10Xは、小売事業者のデジタル化を支援する企業です。同社は、ネットストアは店舗の顧客を奪う手段ではなく、実店舗との併用によって相乗効果が期待されるとしています。10Xの小売りチェーン向けECプラットフォーム「Stailer(ステイラー)」は、店舗と同様に楽しく買い物ができるお客様向けアプリ、正確かつスピーディーなオペレーションを可能にするスタッフ向けアプリ、注文や配達の状況を確認できる管理画面の3つから構成されます。イトーヨーカ堂は、ネットスーパー業界初となるネットスーパーアプリの本格運用を2020年6月に開始しましたが、ここでもStailerが利用されています。

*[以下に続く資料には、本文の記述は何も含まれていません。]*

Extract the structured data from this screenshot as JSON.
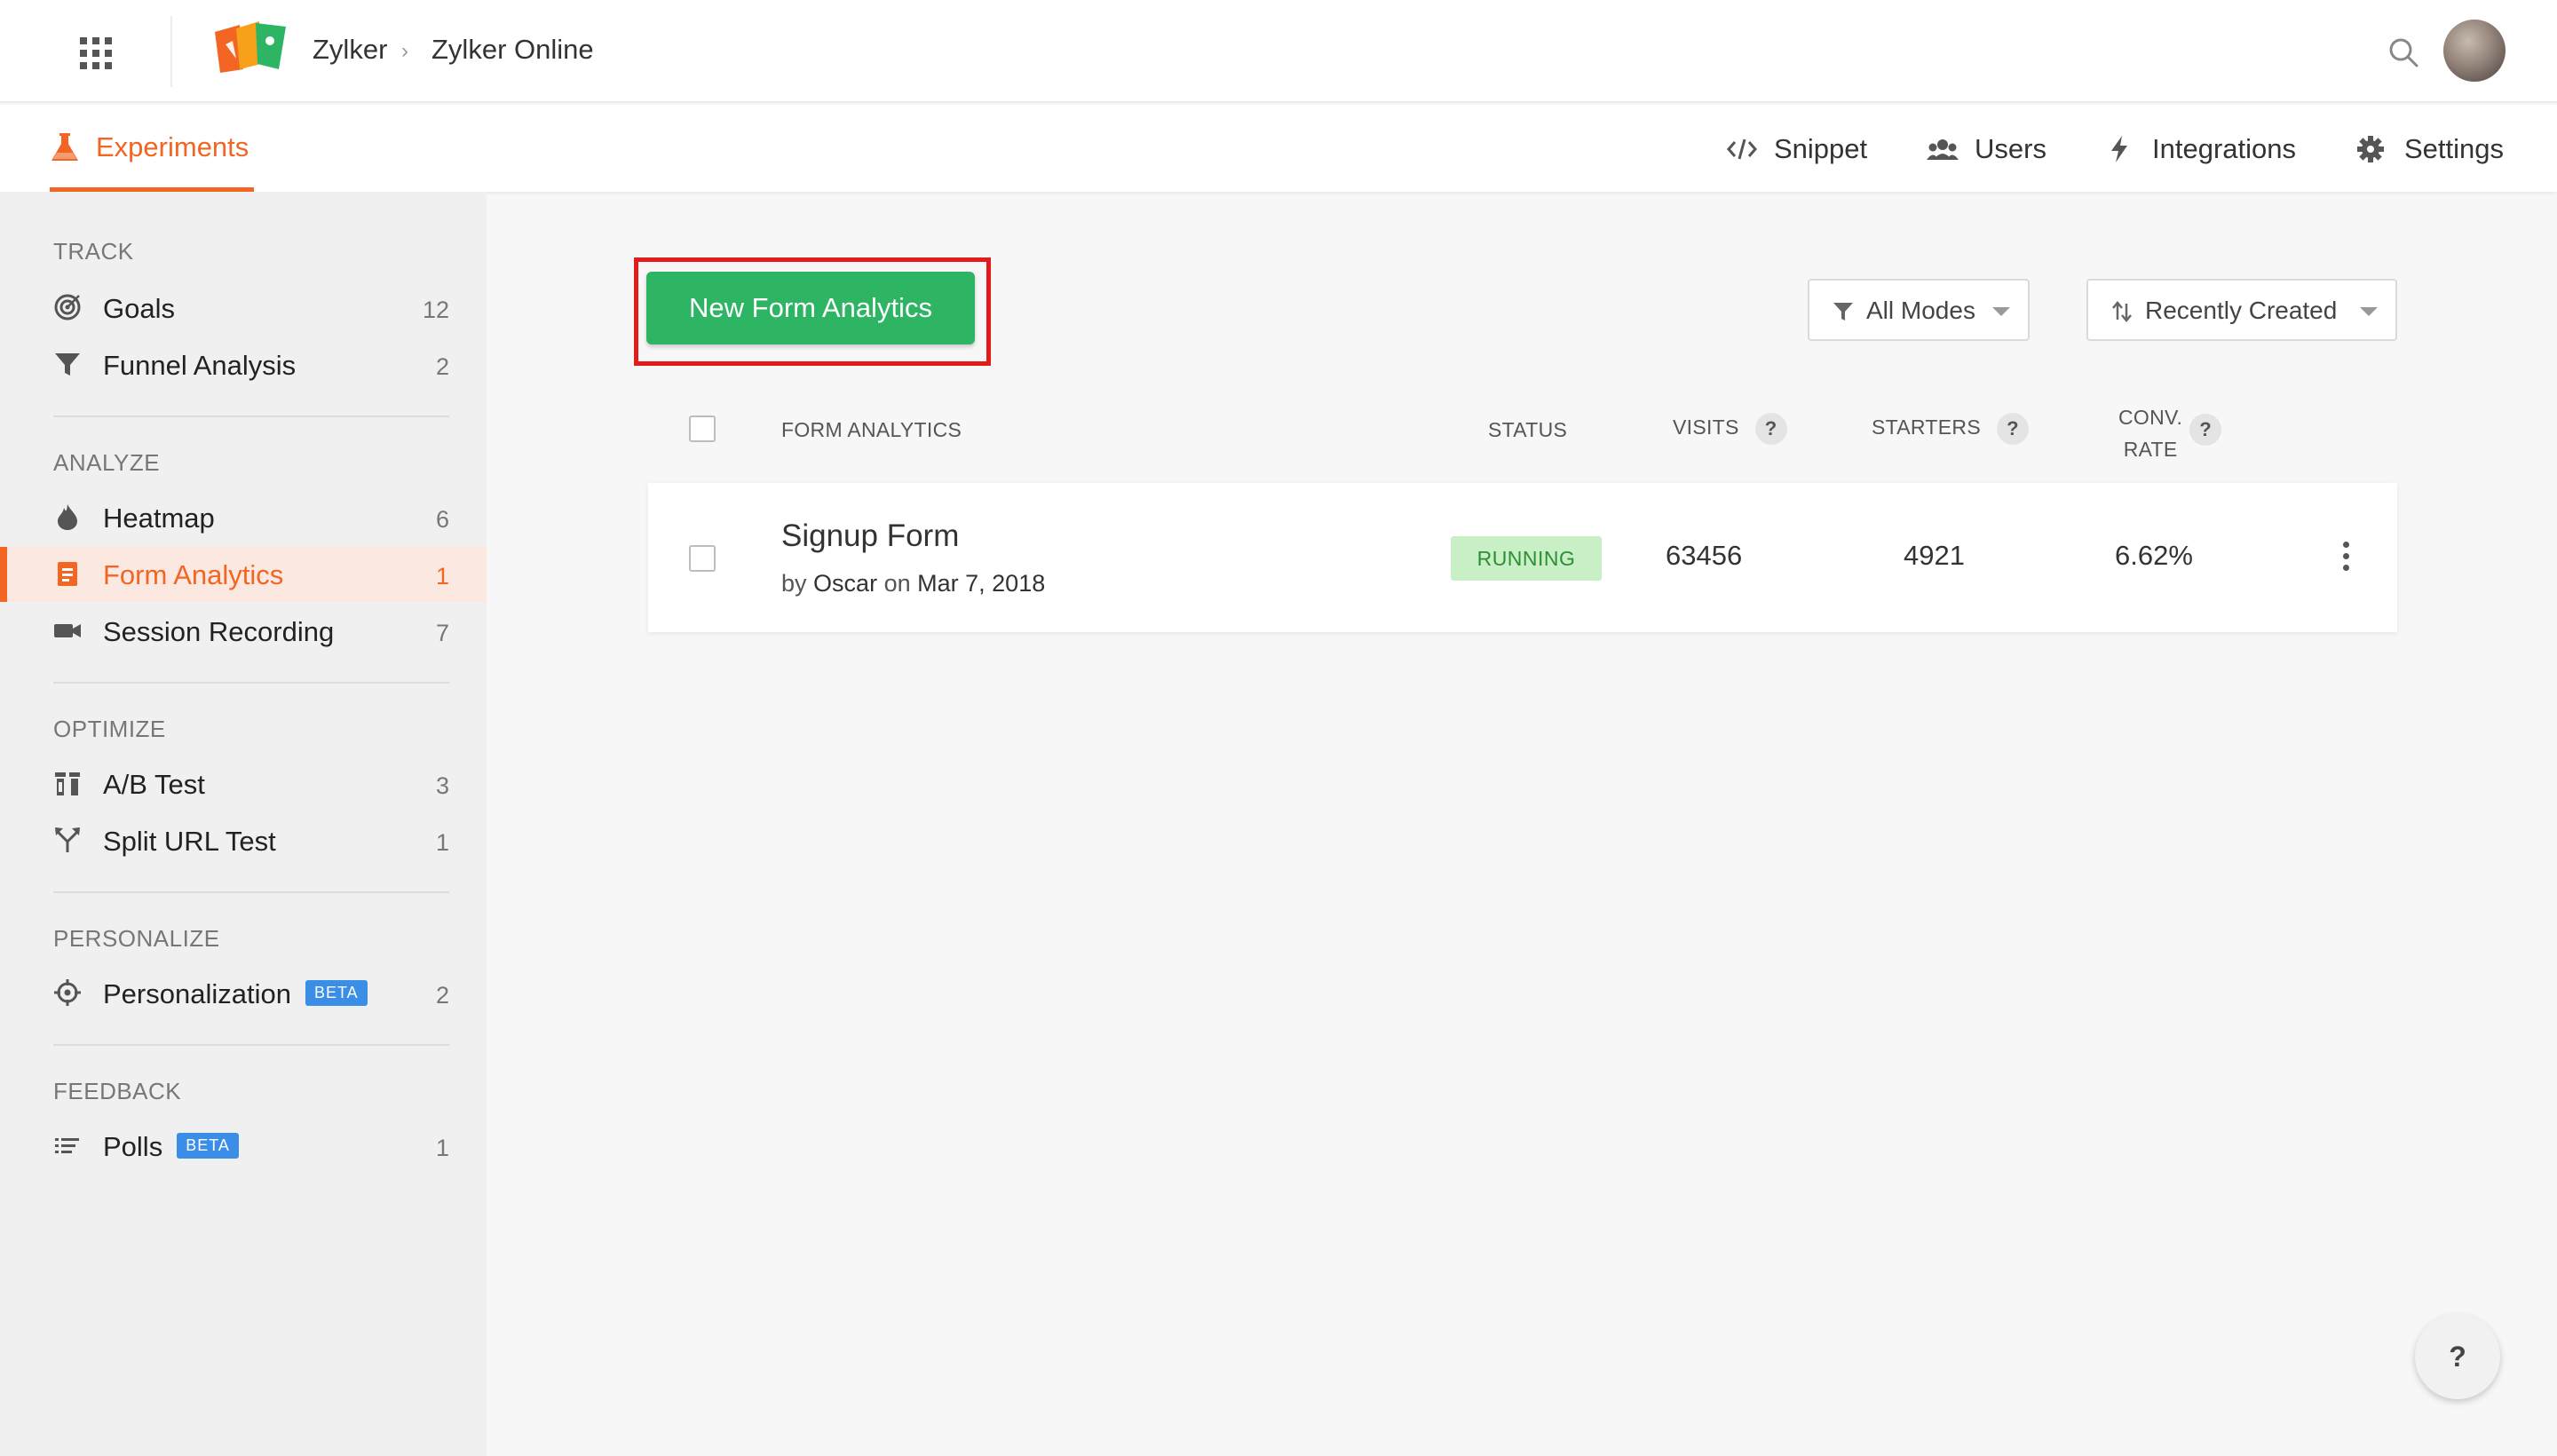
{
  "header": {
    "breadcrumb": [
      "Zylker",
      "Zylker Online"
    ]
  },
  "subnav": {
    "active_tab": "Experiments",
    "links": [
      "Snippet",
      "Users",
      "Integrations",
      "Settings"
    ]
  },
  "sidebar": {
    "sections": [
      {
        "title": "TRACK",
        "items": [
          {
            "label": "Goals",
            "count": "12",
            "icon": "target-icon"
          },
          {
            "label": "Funnel Analysis",
            "count": "2",
            "icon": "funnel-icon"
          }
        ]
      },
      {
        "title": "ANALYZE",
        "items": [
          {
            "label": "Heatmap",
            "count": "6",
            "icon": "flame-icon"
          },
          {
            "label": "Form Analytics",
            "count": "1",
            "icon": "form-icon",
            "active": true
          },
          {
            "label": "Session Recording",
            "count": "7",
            "icon": "video-camera-icon"
          }
        ]
      },
      {
        "title": "OPTIMIZE",
        "items": [
          {
            "label": "A/B Test",
            "count": "3",
            "icon": "ab-test-icon"
          },
          {
            "label": "Split URL Test",
            "count": "1",
            "icon": "split-arrow-icon"
          }
        ]
      },
      {
        "title": "PERSONALIZE",
        "items": [
          {
            "label": "Personalization",
            "count": "2",
            "icon": "crosshair-icon",
            "badge": "BETA"
          }
        ]
      },
      {
        "title": "FEEDBACK",
        "items": [
          {
            "label": "Polls",
            "count": "1",
            "icon": "list-icon",
            "badge": "BETA"
          }
        ]
      }
    ]
  },
  "toolbar": {
    "new_button": "New Form Analytics",
    "mode_filter": "All Modes",
    "sort": "Recently Created"
  },
  "table": {
    "headers": {
      "name": "FORM ANALYTICS",
      "status": "STATUS",
      "visits": "VISITS",
      "starters": "STARTERS",
      "conv_line1": "CONV.",
      "conv_line2": "RATE"
    },
    "help_glyph": "?",
    "rows": [
      {
        "title": "Signup Form",
        "by_prefix": "by",
        "author": "Oscar",
        "on_word": "on",
        "date": "Mar 7, 2018",
        "status": "RUNNING",
        "visits": "63456",
        "starters": "4921",
        "conv_rate": "6.62%"
      }
    ]
  },
  "help_button": "?",
  "colors": {
    "accent": "#f26522",
    "primary_button": "#2db563",
    "highlight_border": "#e31b1b",
    "status_bg": "#c9efc7",
    "status_text": "#2d8f32",
    "beta_badge": "#3a8ee6"
  }
}
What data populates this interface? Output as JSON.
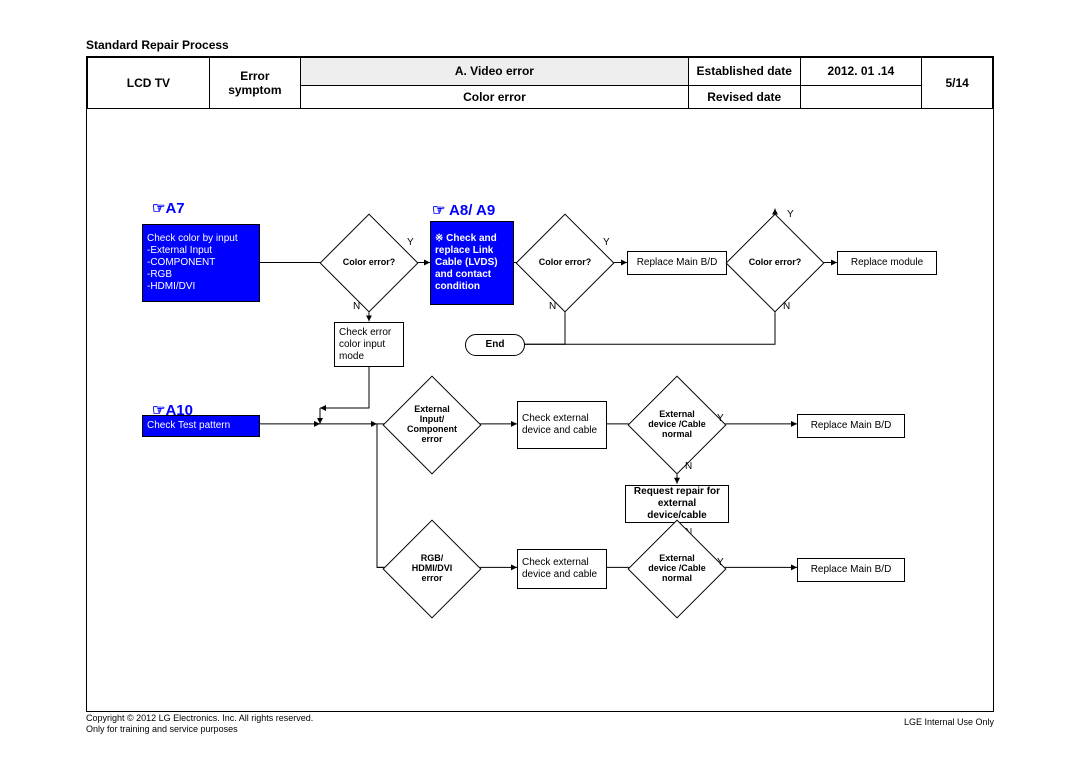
{
  "doc_title": "Standard Repair Process",
  "header": {
    "product": "LCD  TV",
    "error_symptom_label": "Error symptom",
    "main_title": "A. Video error",
    "sub_title": "Color error",
    "established_label": "Established date",
    "established_value": "2012. 01 .14",
    "revised_label": "Revised date",
    "revised_value": "",
    "page": "5/14"
  },
  "sections": {
    "a7": "☞A7",
    "a8_a9": "☞ A8/ A9",
    "a10": "☞A10"
  },
  "nodes": {
    "start1": "Check color by input\n-External Input\n-COMPONENT\n-RGB\n-HDMI/DVI",
    "d1": "Color error?",
    "action1": "※ Check and replace Link Cable (LVDS) and contact condition",
    "d2": "Color error?",
    "repl_main1": "Replace Main B/D",
    "d3": "Color error?",
    "repl_module": "Replace module",
    "check_color_mode": "Check error color input mode",
    "end": "End",
    "start2": "Check Test pattern",
    "d4": "External Input/ Component error",
    "check_ext1": "Check external device and cable",
    "d5": "External device /Cable normal",
    "repl_main2": "Replace Main B/D",
    "req_repair": "Request repair for external device/cable",
    "d6": "RGB/ HDMI/DVI error",
    "check_ext2": "Check external device and cable",
    "d7": "External device /Cable normal",
    "repl_main3": "Replace Main B/D"
  },
  "labels": {
    "Y": "Y",
    "N": "N"
  },
  "footer": {
    "copyright": "Copyright © 2012 LG Electronics. Inc. All rights reserved.",
    "purpose": "Only for training and service purposes",
    "right": "LGE Internal Use Only"
  }
}
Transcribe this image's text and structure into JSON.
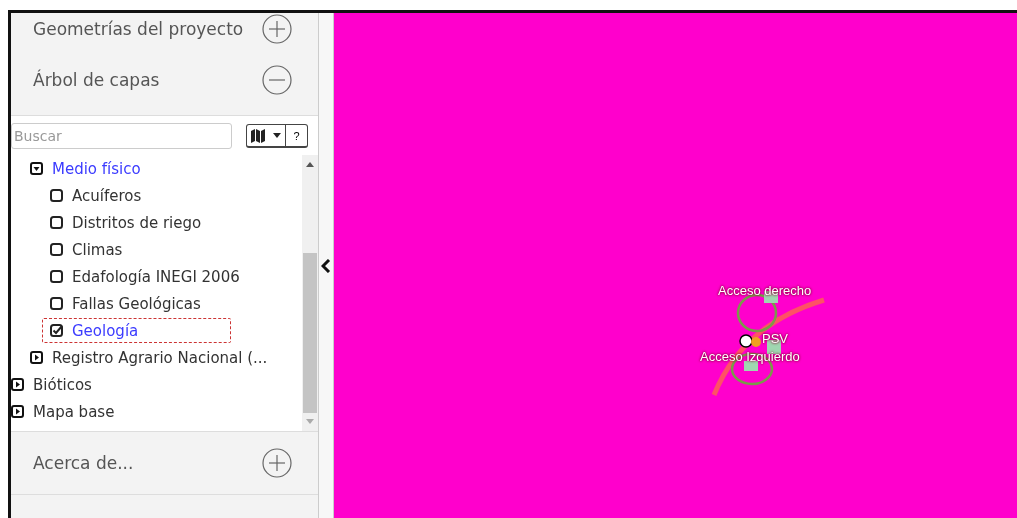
{
  "accordion_top": [
    {
      "title": "Geometrías del proyecto",
      "expanded": false
    },
    {
      "title": "Árbol de capas",
      "expanded": true
    }
  ],
  "search": {
    "placeholder": "Buscar"
  },
  "toolbar": {
    "help": "?"
  },
  "tree": {
    "subtree": [
      {
        "label": "Medio físico",
        "expanded": true,
        "highlighted": true,
        "children": [
          {
            "label": "Acuíferos",
            "checked": false,
            "selected": false
          },
          {
            "label": "Distritos de riego",
            "checked": false,
            "selected": false
          },
          {
            "label": "Climas",
            "checked": false,
            "selected": false
          },
          {
            "label": "Edafología INEGI 2006",
            "checked": false,
            "selected": false
          },
          {
            "label": "Fallas Geológicas",
            "checked": false,
            "selected": false
          },
          {
            "label": "Geología",
            "checked": true,
            "selected": true
          }
        ]
      },
      {
        "label": "Registro Agrario Nacional (...",
        "expanded": false,
        "highlighted": false
      }
    ],
    "top_level": [
      {
        "label": "Bióticos",
        "expanded": false
      },
      {
        "label": "Mapa base",
        "expanded": false
      }
    ]
  },
  "accordion_bottom": [
    {
      "title": "Acerca de...",
      "expanded": false
    }
  ],
  "map": {
    "labels": [
      {
        "text": "Acceso derecho"
      },
      {
        "text": "PSV"
      },
      {
        "text": "Acceso Izquierdo"
      }
    ]
  }
}
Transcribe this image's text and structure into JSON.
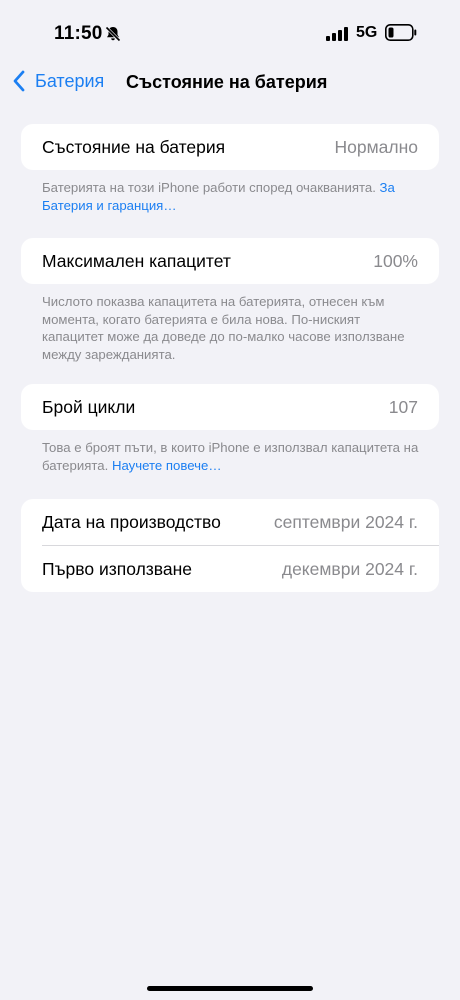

バニッシュ・スタンダードは、「つまらない常識を革め、おもしろく生きる人を世界中に」をパーパスに掲げる企業です。同社のアプリケーションサービス「STAFF START」は店舗スタッフをDXさせる「Staff Tech(スタッフテック)」サービスです。「SNAP PLAY」機能を利用して、おすすめしたい商品の写真や動画を店頭スタッフが撮影して簡単にECサイトやSNS上に投稿できます。STAFF STARTはECおよび店舗の売上アップに加え、スタッフ個人経由の売り上げも可視化できるため、スタッフのモチベーション向上効果も期待できます。
今回は小売業界が抱える問題点を解説するとともに、小売DXを推進するメリットやデメリット、具体的な導入事例や活用できるサービスについてご紹介しました。DXが遅れていた小売業界ですが、コロナの影響もあり、DX推進の動きが活発化しています。業務の中でDXを導入できる要素はないか、検討されてみてはいかがでしょうか。